Selama hampir sepuluh tahun, tukang kayu dengan kecerdikannya, membangun struktur kekuasaan dan memahat narasi yang seringkali sulit untuk diikuti, membuat kelas menengah kota terkecoh. Ia mengolah bahan-bahan mentah dari kekacauan politik menjadi struktur yang tampaknya kokoh, namun sering kali menyembunyikan rahasia dan celah-celah yang dapat membuat kita terperangkap tanpa peringatan.
Sebagai tukang tukang kayu yang mahir, ia memahat setiap detail dengan presisi, membentuk sesuatu yang mungkin tampak indah dari luar, namun penuh dengan mekanisme tersembunyi di baliknya. Pada setiap potongan dan sambungan yang ia buat, mengarahkan kita menuju tikungan-tikungan tak terduga, mengubah arah kita tanpa kita sadari hingga kita sudah berada di titik yang tidak kita kehendaki.
Ia merengkuh kekuasaan yang bergerak dengan cara yang sangat halus dan sulit dipahami. Tukang kayu yang hebat itu bergerak dengan angkuh di singasananya, untuk menciptakan kerumitan yang membingungkan. Bersama pendukungnya ia menggiring bangsa melalui labirin strategi dan kepentingan, sehingga kita baru menyadari ke arah mana kita dibawa ketika kita sudah sampai di persimpangan yang sudah dirancang sebelumnya.
Di sinilah bangsa ini berdiri, dibawah pengaruhnya yang besar, dalam bayang-bayang yang tidak pasti, terperangkap dalam sebuah permainan besar yang diatur oleh tangan-tangan terampil tukang kayu. Kita hanya dapat berharap agar kita memiliki kemampuan untuk membaca tanda-tanda dan memahami arah dari permainan ini, meskipun sering kali kita merasa seperti domba yang sedang diarah-arahkan tanpa kita ketahui ke mana.
####
Di awal kemunculannya, tukang kayu yang pengusaha mebel datang dengan janji besar bagi bangsa Indonesia. Dengan wajah yang tulus dan pernyataan yang sederhana, dia menawarkan harapan akan Indonesia yang lebih baik—sebuah bangsa yang terbuka, demokratis, bebas korupsi, “stop impor” dan berdiri di atas kekuatannya sendiri. Latar belakangnya yang sederhana dan pendekatan yang apa adanya menawarkan angin segar bagi bangsa di tengah krisis kepercayaan publik terhadap para pemimpin.
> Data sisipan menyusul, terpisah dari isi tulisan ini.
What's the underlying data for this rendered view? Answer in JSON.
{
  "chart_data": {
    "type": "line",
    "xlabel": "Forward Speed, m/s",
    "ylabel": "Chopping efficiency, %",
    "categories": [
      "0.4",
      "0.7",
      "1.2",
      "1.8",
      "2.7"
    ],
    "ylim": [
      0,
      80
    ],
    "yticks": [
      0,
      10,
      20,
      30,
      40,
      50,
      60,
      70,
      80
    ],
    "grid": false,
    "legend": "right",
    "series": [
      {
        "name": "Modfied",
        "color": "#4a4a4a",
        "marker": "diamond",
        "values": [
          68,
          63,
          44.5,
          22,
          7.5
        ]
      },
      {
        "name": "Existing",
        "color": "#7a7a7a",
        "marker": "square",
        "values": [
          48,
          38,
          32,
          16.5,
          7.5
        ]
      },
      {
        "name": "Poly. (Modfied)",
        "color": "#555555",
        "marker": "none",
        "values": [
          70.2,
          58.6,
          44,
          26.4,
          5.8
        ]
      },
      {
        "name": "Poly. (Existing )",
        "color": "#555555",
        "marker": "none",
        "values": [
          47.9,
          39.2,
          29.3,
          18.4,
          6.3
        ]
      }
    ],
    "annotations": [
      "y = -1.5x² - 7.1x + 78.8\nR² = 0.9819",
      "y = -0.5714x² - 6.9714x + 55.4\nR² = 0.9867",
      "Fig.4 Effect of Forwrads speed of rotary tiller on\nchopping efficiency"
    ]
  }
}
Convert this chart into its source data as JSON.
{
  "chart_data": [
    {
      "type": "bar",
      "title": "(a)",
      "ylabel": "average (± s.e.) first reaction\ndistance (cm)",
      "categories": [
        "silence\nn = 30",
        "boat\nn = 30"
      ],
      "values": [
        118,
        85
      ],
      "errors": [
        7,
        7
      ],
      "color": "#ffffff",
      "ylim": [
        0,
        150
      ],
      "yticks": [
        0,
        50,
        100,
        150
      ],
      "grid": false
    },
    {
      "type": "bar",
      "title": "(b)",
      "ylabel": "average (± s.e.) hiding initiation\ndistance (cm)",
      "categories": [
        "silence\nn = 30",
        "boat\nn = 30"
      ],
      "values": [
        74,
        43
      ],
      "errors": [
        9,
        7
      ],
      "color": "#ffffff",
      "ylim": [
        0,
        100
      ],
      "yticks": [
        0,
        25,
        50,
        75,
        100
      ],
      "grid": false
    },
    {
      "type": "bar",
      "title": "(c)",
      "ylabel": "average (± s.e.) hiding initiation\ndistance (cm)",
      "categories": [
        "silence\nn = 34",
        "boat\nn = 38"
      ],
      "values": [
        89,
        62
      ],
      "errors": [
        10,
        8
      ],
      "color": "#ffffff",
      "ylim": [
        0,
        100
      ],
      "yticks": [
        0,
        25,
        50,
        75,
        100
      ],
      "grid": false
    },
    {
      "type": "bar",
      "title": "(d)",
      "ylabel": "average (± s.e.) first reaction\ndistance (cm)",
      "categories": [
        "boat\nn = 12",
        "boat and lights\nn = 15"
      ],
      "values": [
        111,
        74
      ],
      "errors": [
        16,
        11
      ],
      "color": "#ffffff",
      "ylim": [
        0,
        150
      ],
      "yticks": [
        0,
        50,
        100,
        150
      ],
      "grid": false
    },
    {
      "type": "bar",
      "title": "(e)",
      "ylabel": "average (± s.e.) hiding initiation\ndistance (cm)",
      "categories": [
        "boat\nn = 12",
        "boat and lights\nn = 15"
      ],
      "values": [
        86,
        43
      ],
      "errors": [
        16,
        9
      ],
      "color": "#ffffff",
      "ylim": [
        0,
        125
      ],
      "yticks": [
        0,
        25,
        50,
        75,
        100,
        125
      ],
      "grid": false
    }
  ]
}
Namun, perjalanan politiknya menunjukkan transformasi dramatis yang menjadi cerminan kompleksitas dan paradoks kekuasaan.
Pada masa periode pertama pemerintahannya, tukang kayu itu berhasil membangun citra sebagai reformis yang gigih. Menjelang dilantik ia meletakkan KPK sebagai simbol pemberantasan korupsi. Menteri yang akan dilantiknya harus mendapat restu dari KPK. Ini membawa angin segar karena negeri ini sudah lama terjerembab praktek korupsi yang luar biasa. Tetapi, seiring berjalannya waktu dan meningkatnya kekuasaan, tampaknya tekad reformasi ini mulai memudar. Pada periode kedua pemerintahannya, tukang kayu mengamputasi KPK, lembaga yang merupakan simbol reformasi dan pilar utama pemberantasan korupsi.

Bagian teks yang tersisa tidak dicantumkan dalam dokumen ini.